At the same time, they tried to balance the extra time you spend with the experience system. …they just didn’t do it correctly, in my opinion. Basically, they just removed all the intricate details of the recruitment process. The interviewing mini-game from last year is gone, you no longer determine how much time to spend with each candidate, and you don’t use assistant coaches to help with the process. Nope, there’s only a pool of points that you hand out to the recruits. It’s about as impersonal as humanly possible, which doesn’t make sense in the world of recruiting. I suppose some fans might call it streamlined, though.
The physics tweaks are appreciated, but I’m still sensing the same ol’ issues. I still can’t intercept a pass to save my life (cornerbacks must have feet for hands) and certain passing routes just never seem to work at all, while others always seem to work. This is the kind of thing I would’ve expected developers to have ironed out by now. But at least the option offense is still tons of fun to utilize, and remains the highlight of college football, as far as I’m concerned. Plus, you’ve got the Nike Skills Trainer, which allows you to become more educated in the inner workings of the game. In other words, there are a few decent improvements.
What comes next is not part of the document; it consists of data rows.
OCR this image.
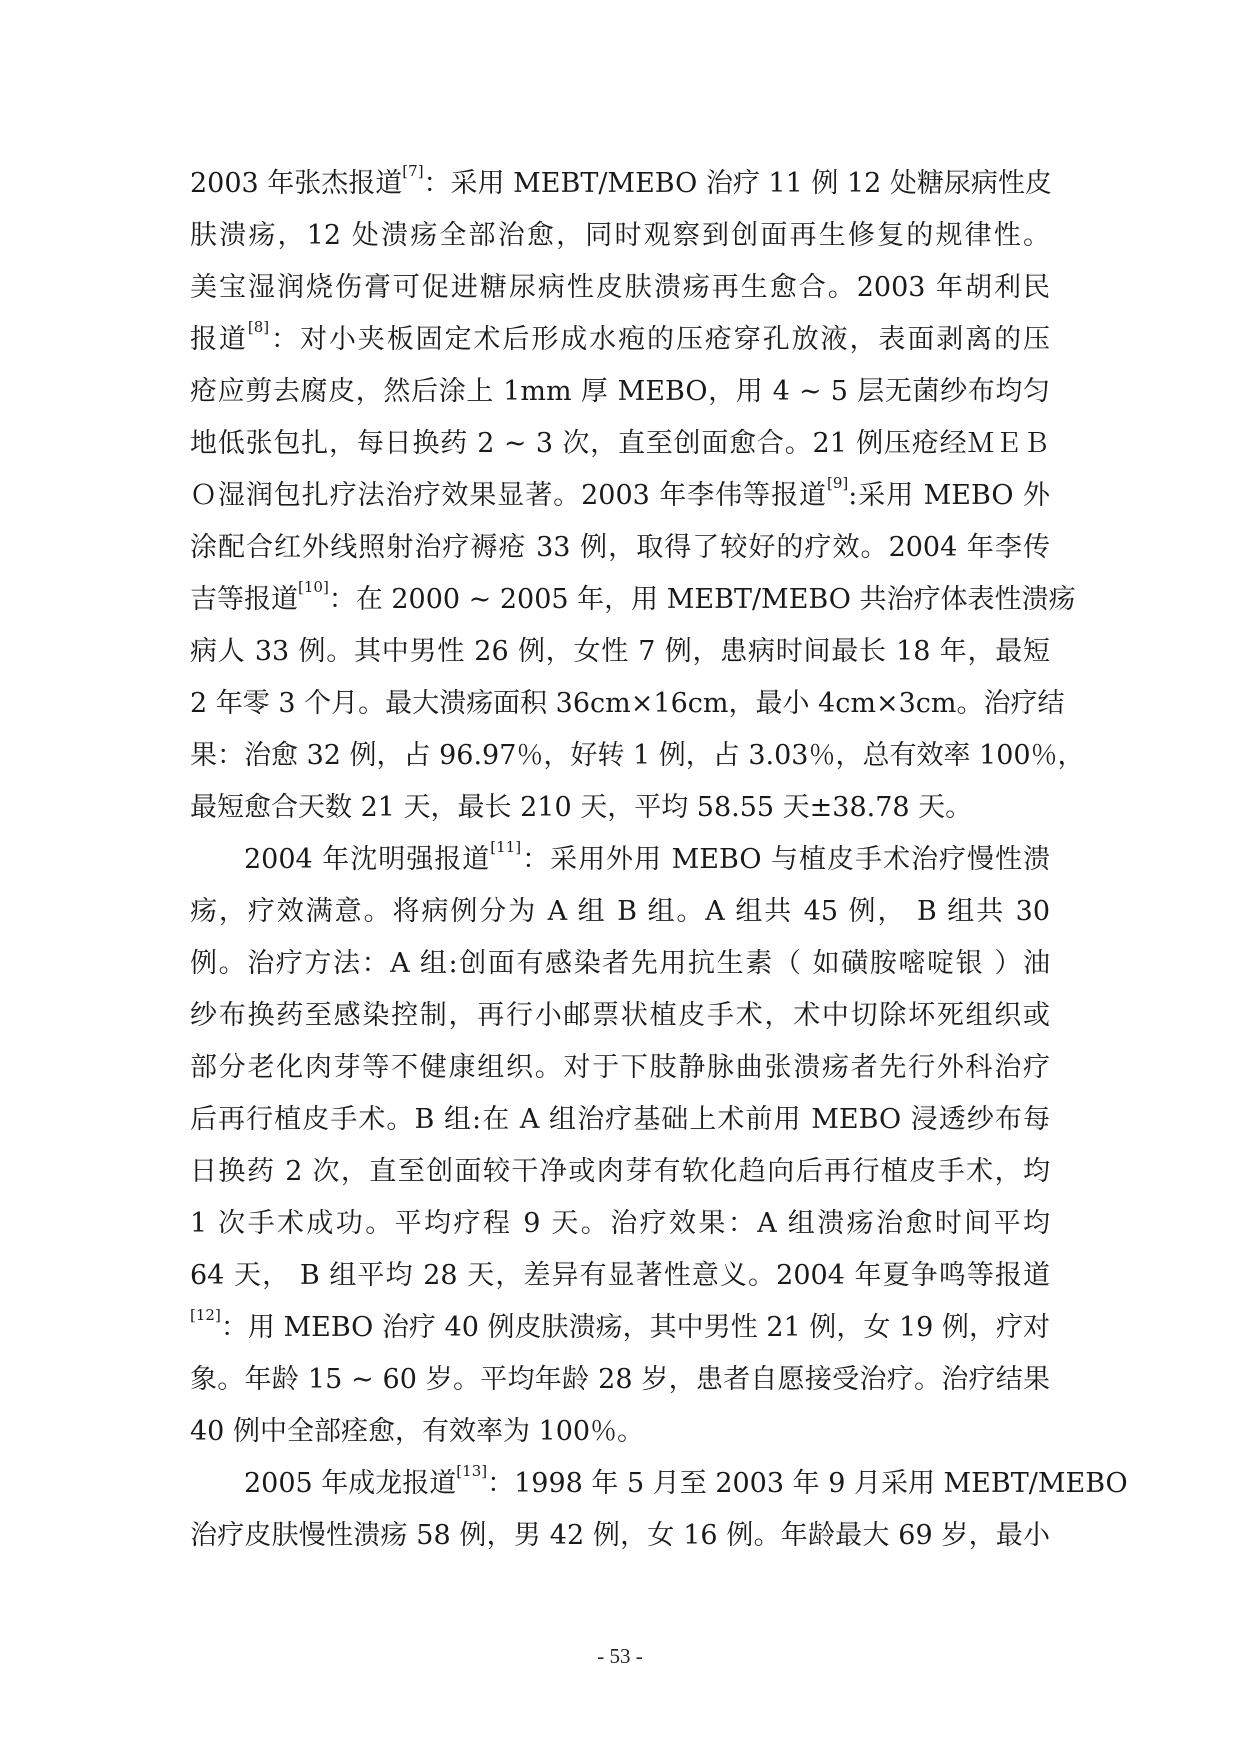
2003 年张杰报道[7]：采用 MEBT/MEBO 治疗 11 例 12 处糖尿病性皮
肤溃疡，12 处溃疡全部治愈，同时观察到创面再生修复的规律性。
美宝湿润烧伤膏可促进糖尿病性皮肤溃疡再生愈合。2003 年胡利民
报道[8]：对小夹板固定术后形成水疱的压疮穿孔放液，表面剥离的压
疮应剪去腐皮，然后涂上 1mm 厚 MEBO，用 4 ~ 5 层无菌纱布均匀
地低张包扎，每日换药 2 ~ 3 次，直至创面愈合。21 例压疮经ＭＥＢ
Ｏ湿润包扎疗法治疗效果显著。2003 年李伟等报道[9]:采用 MEBO 外
涂配合红外线照射治疗褥疮 33 例，取得了较好的疗效。2004 年李传
吉等报道[10]：在 2000 ~ 2005 年，用 MEBT/MEBO 共治疗体表性溃疡
病人 33 例。其中男性 26 例，女性 7 例，患病时间最长 18 年，最短
2 年零 3 个月。最大溃疡面积 36cm×16cm，最小 4cm×3cm。治疗结
果：治愈 32 例，占 96.97％，好转 1 例，占 3.03％，总有效率 100％，
最短愈合天数 21 天，最长 210 天，平均 58.55 天±38.78 天。
2004 年沈明强报道[11]：采用外用 MEBO 与植皮手术治疗慢性溃
疡，疗效满意。将病例分为 A 组 B 组。A 组共 45 例， B 组共 30
例。治疗方法：A 组:创面有感染者先用抗生素（ 如磺胺嘧啶银 ）油
纱布换药至感染控制，再行小邮票状植皮手术，术中切除坏死组织或
部分老化肉芽等不健康组织。对于下肢静脉曲张溃疡者先行外科治疗
后再行植皮手术。B 组:在 A 组治疗基础上术前用 MEBO 浸透纱布每
日换药 2 次，直至创面较干净或肉芽有软化趋向后再行植皮手术，均
1 次手术成功。平均疗程 9 天。治疗效果：A 组溃疡治愈时间平均
64 天， B 组平均 28 天，差异有显著性意义。2004 年夏争鸣等报道
[12]：用 MEBO 治疗 40 例皮肤溃疡，其中男性 21 例，女 19 例，疗对
象。年龄 15 ~ 60 岁。平均年龄 28 岁，患者自愿接受治疗。治疗结果
40 例中全部痊愈，有效率为 100％。
2005 年成龙报道[13]：1998 年 5 月至 2003 年 9 月采用 MEBT/MEBO
治疗皮肤慢性溃疡 58 例，男 42 例，女 16 例。年龄最大 69 岁，最小
- 53 -
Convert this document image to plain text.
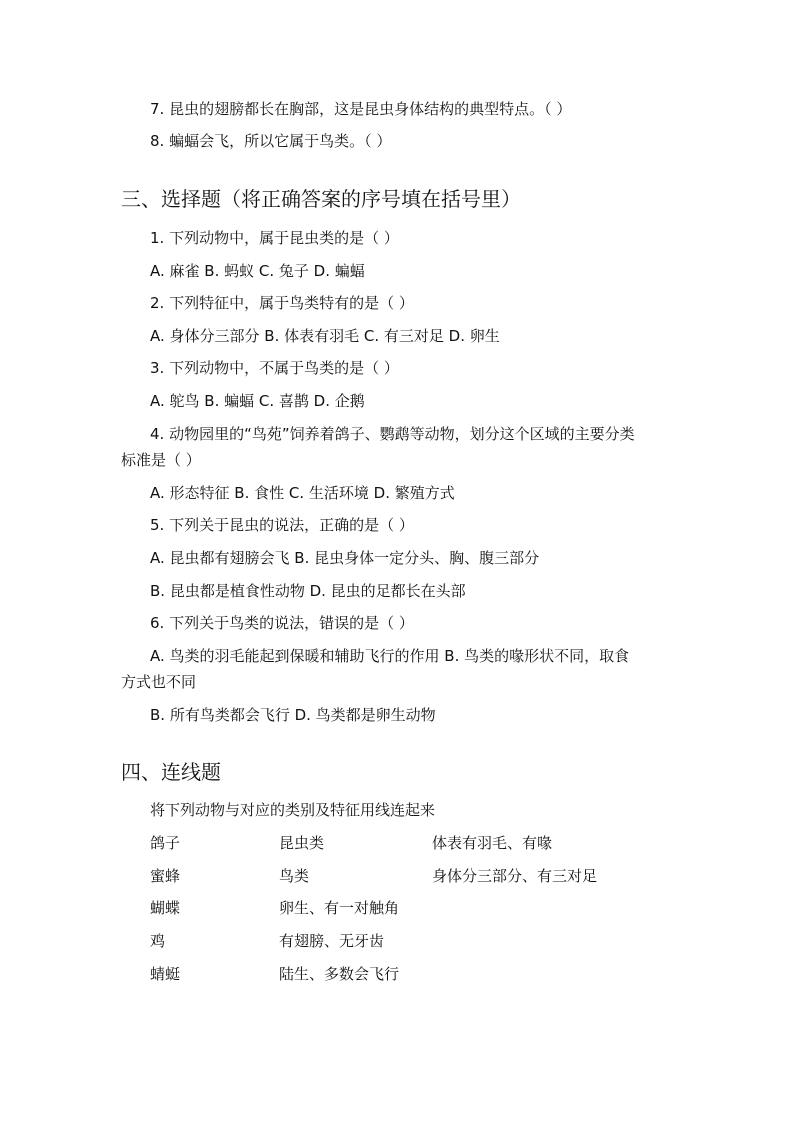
7. 昆虫的翅膀都长在胸部，这是昆虫身体结构的典型特点。（ ）
8. 蝙蝠会飞，所以它属于鸟类。（ ）
三、选择题（将正确答案的序号填在括号里）
1. 下列动物中，属于昆虫类的是（ ）
A. 麻雀 B. 蚂蚁 C. 兔子 D. 蝙蝠
2. 下列特征中，属于鸟类特有的是（ ）
A. 身体分三部分 B. 体表有羽毛 C. 有三对足 D. 卵生
3. 下列动物中，不属于鸟类的是（ ）
A. 鸵鸟 B. 蝙蝠 C. 喜鹊 D. 企鹅
4. 动物园里的“鸟苑”饲养着鸽子、鹦鹉等动物，划分这个区域的主要分类
标准是（ ）
A. 形态特征 B. 食性 C. 生活环境 D. 繁殖方式
5. 下列关于昆虫的说法，正确的是（ ）
A. 昆虫都有翅膀会飞 B. 昆虫身体一定分头、胸、腹三部分
B. 昆虫都是植食性动物 D. 昆虫的足都长在头部
6. 下列关于鸟类的说法，错误的是（ ）
A. 鸟类的羽毛能起到保暖和辅助飞行的作用 B. 鸟类的喙形状不同，取食
方式也不同
B. 所有鸟类都会飞行 D. 鸟类都是卵生动物
四、连线题
将下列动物与对应的类别及特征用线连起来
鸽子	昆虫类	体表有羽毛、有喙
蜜蜂	鸟类	身体分三部分、有三对足
蝴蝶	卵生、有一对触角
鸡	有翅膀、无牙齿
蜻蜓	陆生、多数会飞行
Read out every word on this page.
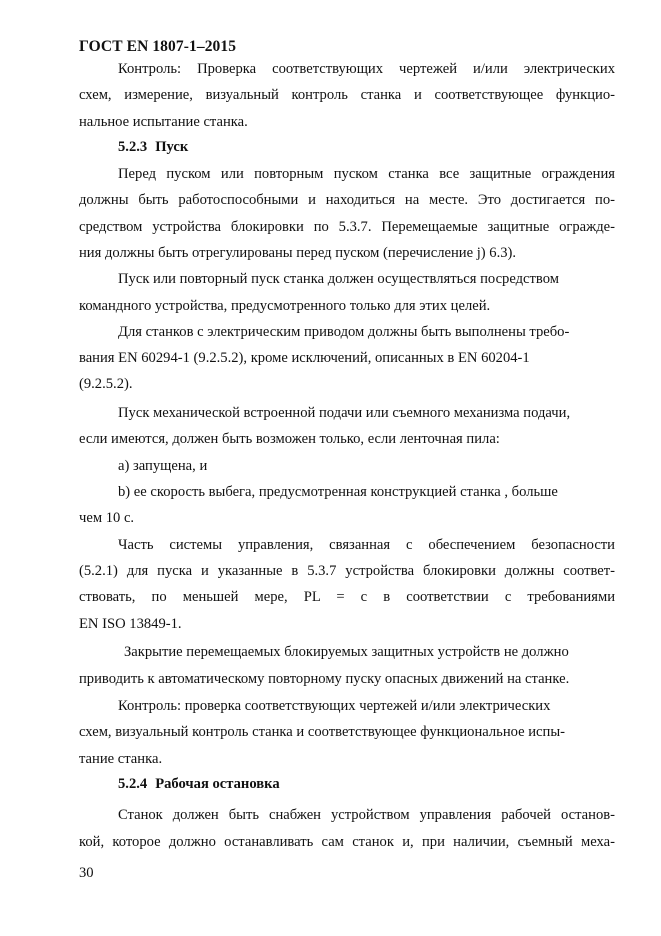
ГОСТ EN 1807-1–2015
Контроль: Проверка соответствующих чертежей и/или электрических
схем, измерение, визуальный контроль станка и соответствующее функцио-
нальное испытание станка.
5.2.3 Пуск
Перед пуском или повторным пуском станка все защитные ограждения
должны быть работоспособными и находиться на месте. Это достигается по-
средством устройства блокировки по 5.3.7. Перемещаемые защитные огражде-
ния должны быть отрегулированы перед пуском (перечисление j) 6.3).
Пуск или повторный пуск станка должен осуществляться посредством
командного устройства, предусмотренного только для этих целей.
Для станков с электрическим приводом должны быть выполнены требо-
вания EN 60294-1 (9.2.5.2), кроме исключений, описанных в EN 60204-1
(9.2.5.2).
Пуск механической встроенной подачи или съемного механизма подачи,
если имеются, должен быть возможен только, если ленточная пила:
а) запущена, и
b) ее скорость выбега, предусмотренная конструкцией станка , больше
чем 10 с.
Часть системы управления, связанная с обеспечением безопасности
(5.2.1) для пуска и указанные в 5.3.7 устройства блокировки должны соответ-
ствовать, по меньшей мере, PL = c в соответствии с требованиями
EN ISO 13849-1.
Закрытие перемещаемых блокируемых защитных устройств не должно
приводить к автоматическому повторному пуску опасных движений на станке.
Контроль: проверка соответствующих чертежей и/или электрических
схем, визуальный контроль станка и соответствующее функциональное испы-
тание станка.
5.2.4 Рабочая остановка
Станок должен быть снабжен устройством управления рабочей останов-
кой, которое должно останавливать сам станок и, при наличии, съемный меха-
30
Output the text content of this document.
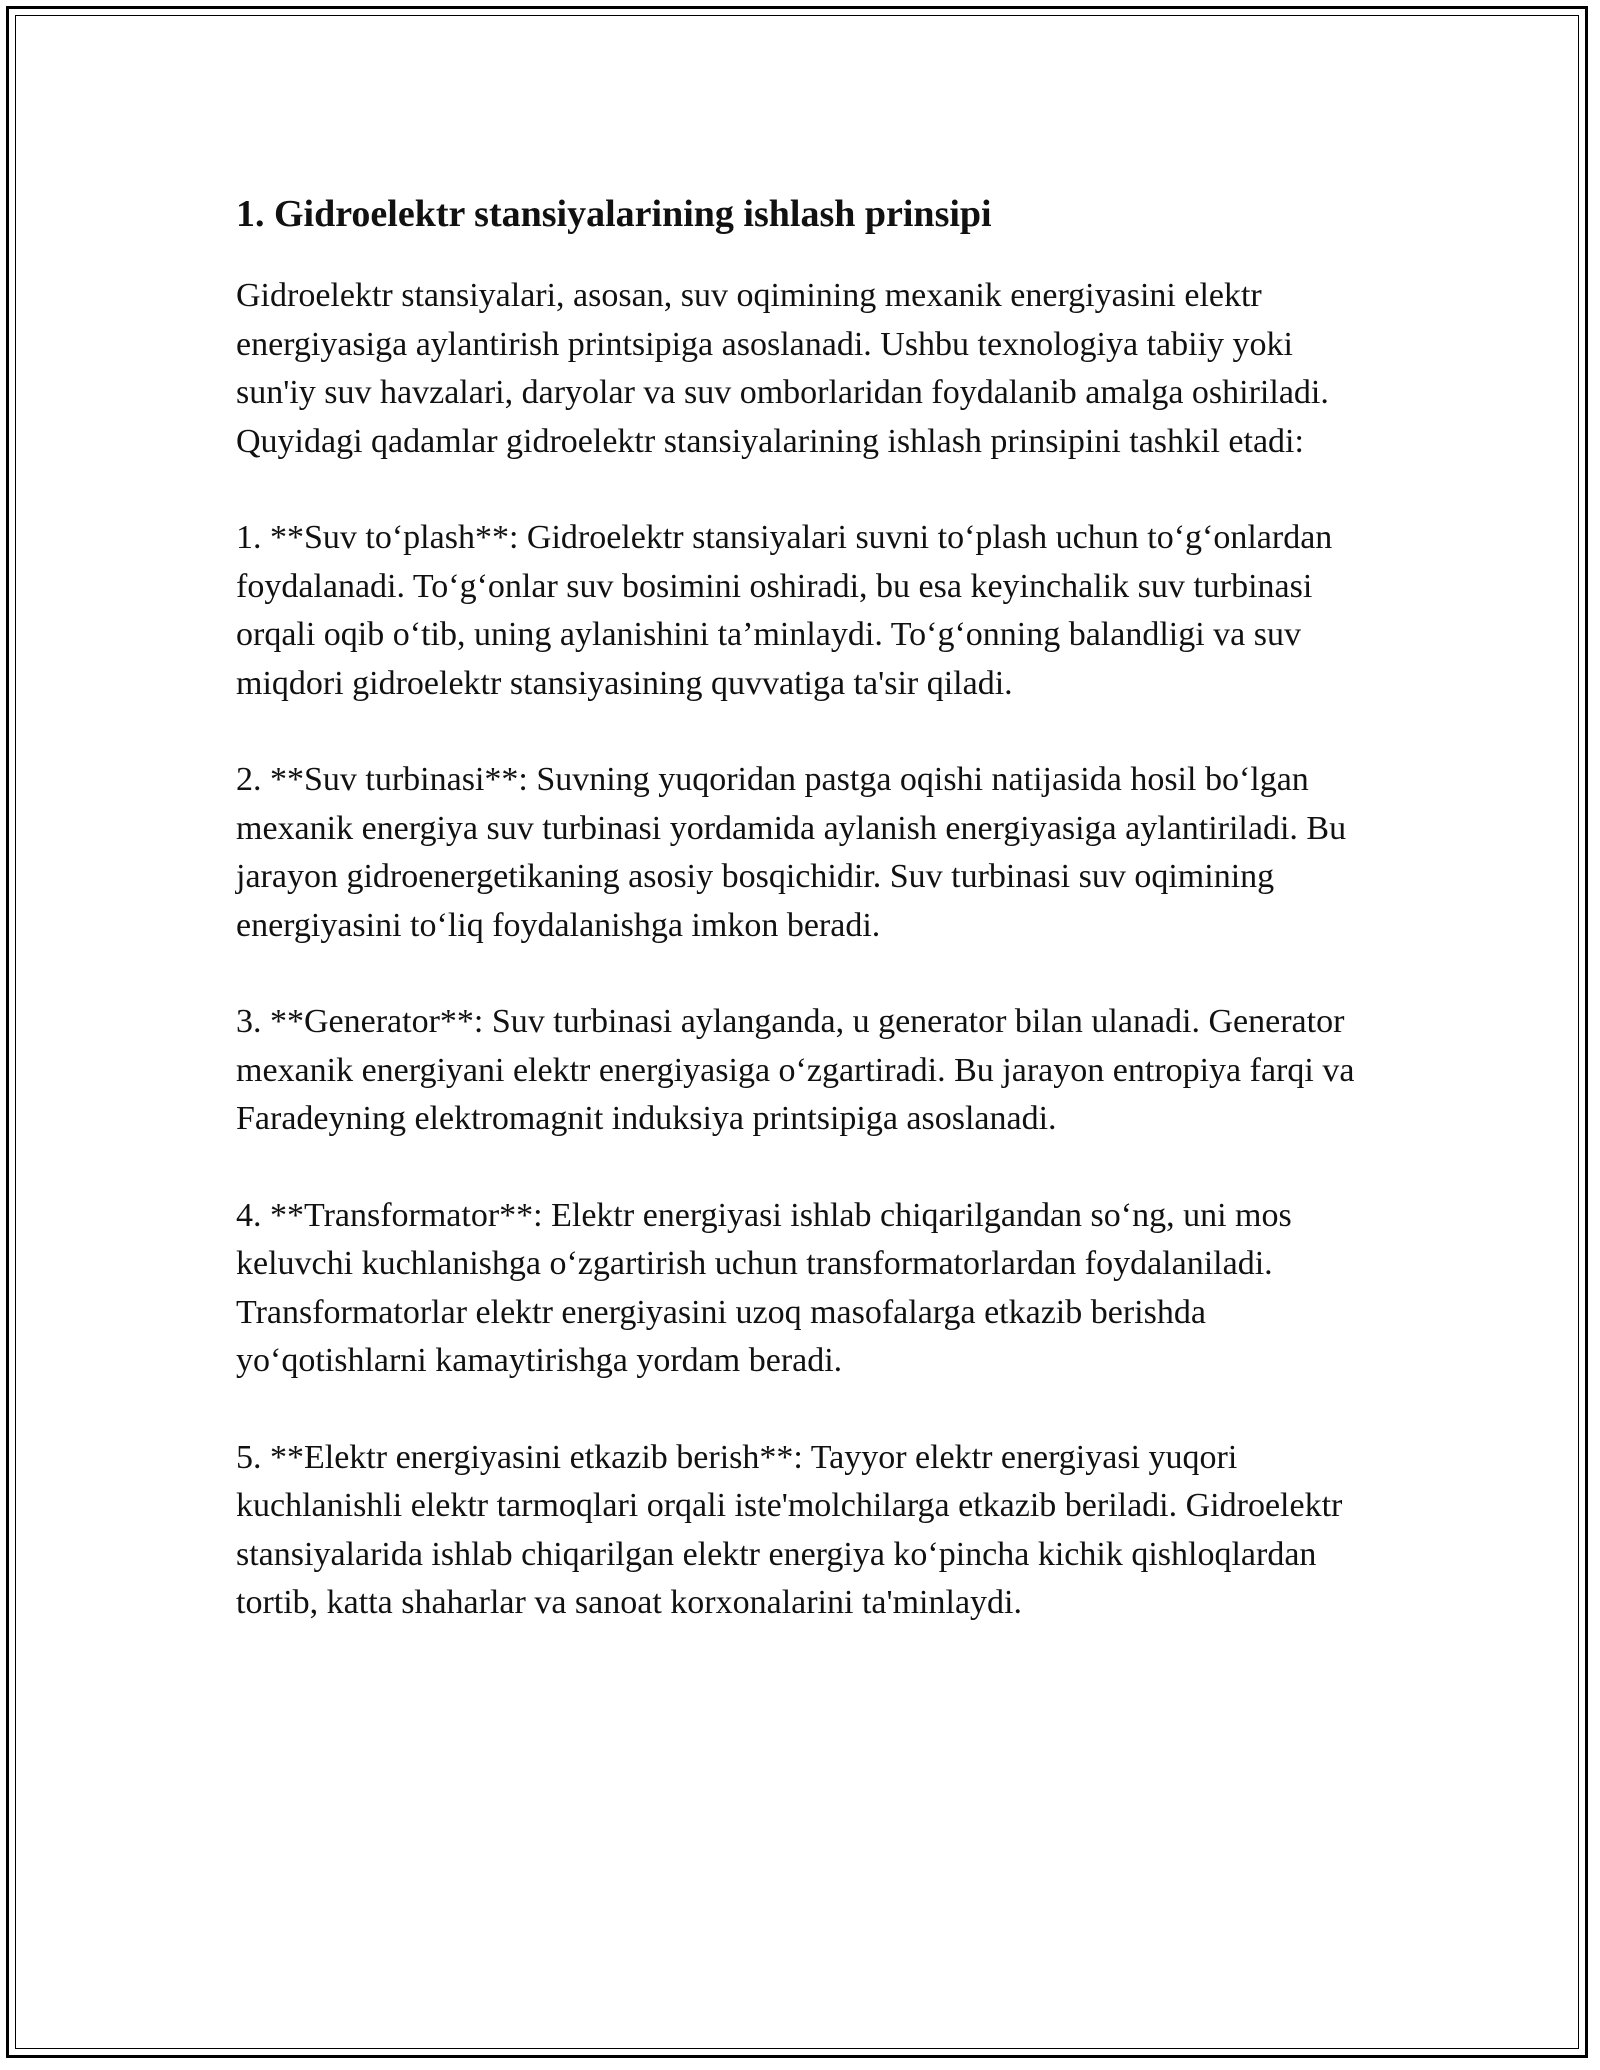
1. Gidroelektr stansiyalarining ishlash prinsipi

Gidroelektr stansiyalari, asosan, suv oqimining mexanik energiyasini elektr energiyasiga aylantirish printsipiga asoslanadi. Ushbu texnologiya tabiiy yoki sun'iy suv havzalari, daryolar va suv omborlaridan foydalanib amalga oshiriladi. Quyidagi qadamlar gidroelektr stansiyalarining ishlash prinsipini tashkil etadi:

1. **Suv to‘plash**: Gidroelektr stansiyalari suvni to‘plash uchun to‘g‘onlardan foydalanadi. To‘g‘onlar suv bosimini oshiradi, bu esa keyinchalik suv turbinasi orqali oqib o‘tib, uning aylanishini ta’minlaydi. To‘g‘onning balandligi va suv miqdori gidroelektr stansiyasining quvvatiga ta'sir qiladi.

2. **Suv turbinasi**: Suvning yuqoridan pastga oqishi natijasida hosil bo‘lgan mexanik energiya suv turbinasi yordamida aylanish energiyasiga aylantiriladi. Bu jarayon gidroenergetikaning asosiy bosqichidir. Suv turbinasi suv oqimining energiyasini to‘liq foydalanishga imkon beradi.

3. **Generator**: Suv turbinasi aylanganda, u generator bilan ulanadi. Generator mexanik energiyani elektr energiyasiga o‘zgartiradi. Bu jarayon entropiya farqi va Faradeyning elektromagnit induksiya printsipiga asoslanadi.

4. **Transformator**: Elektr energiyasi ishlab chiqarilgandan so‘ng, uni mos keluvchi kuchlanishga o‘zgartirish uchun transformatorlardan foydalaniladi. Transformatorlar elektr energiyasini uzoq masofalarga etkazib berishda yo‘qotishlarni kamaytirishga yordam beradi.

5. **Elektr energiyasini etkazib berish**: Tayyor elektr energiyasi yuqori kuchlanishli elektr tarmoqlari orqali iste'molchilarga etkazib beriladi. Gidroelektr stansiyalarida ishlab chiqarilgan elektr energiya ko‘pincha kichik qishloqlardan tortib, katta shaharlar va sanoat korxonalarini ta'minlaydi.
The multiplayer is entertaining, too. In fact, as is the case with most sports games, this title is much more appealing when playing with friends, whether locally or online. The cool part is that super close and dramatic contests will become known as ESPN Classics, so comebacks are valuable! There’s no doubt that playing with others supersedes playing all by your lonesome. But that’s partially because the solo experience is bogged down by a somewhat tedious and cumbersome off-the-field segment. The new stuff, like the experience points, might be a step in the right direction; however, it’s not a very big step. It's more of a toddler's step, albeit in the right direction.
NCAA Football 14 is a good game. That’s pretty obvious when you sit down to play it. The on-field action remains satisfying as the control is good, the depth of play-calling and execution is there, and bonuses like the Nike Training and unlockable skills add to the appeal. But there isn’t much else to talk about. Too many of the same issues are evident, the experience system seems to take the focus away from the gameplay, and the recruitment has been stripped. In short, if you’re a big college football fan and you know what to expect, go for it. Otherwise, wait until next generation.
The Good: Appreciated physics tweaks. Decent control. Experience for the coach is somewhat ambitious. Helpful tutorial via Nike Skills Trainer. Offers plenty of multiplayer fun.
The Bad: Graphics and detailing isn’t too impressive. Recruiting feels stripped and bare. Just feels…old overall.
The Ugly: “Yep, sports games need a shot in the arm.”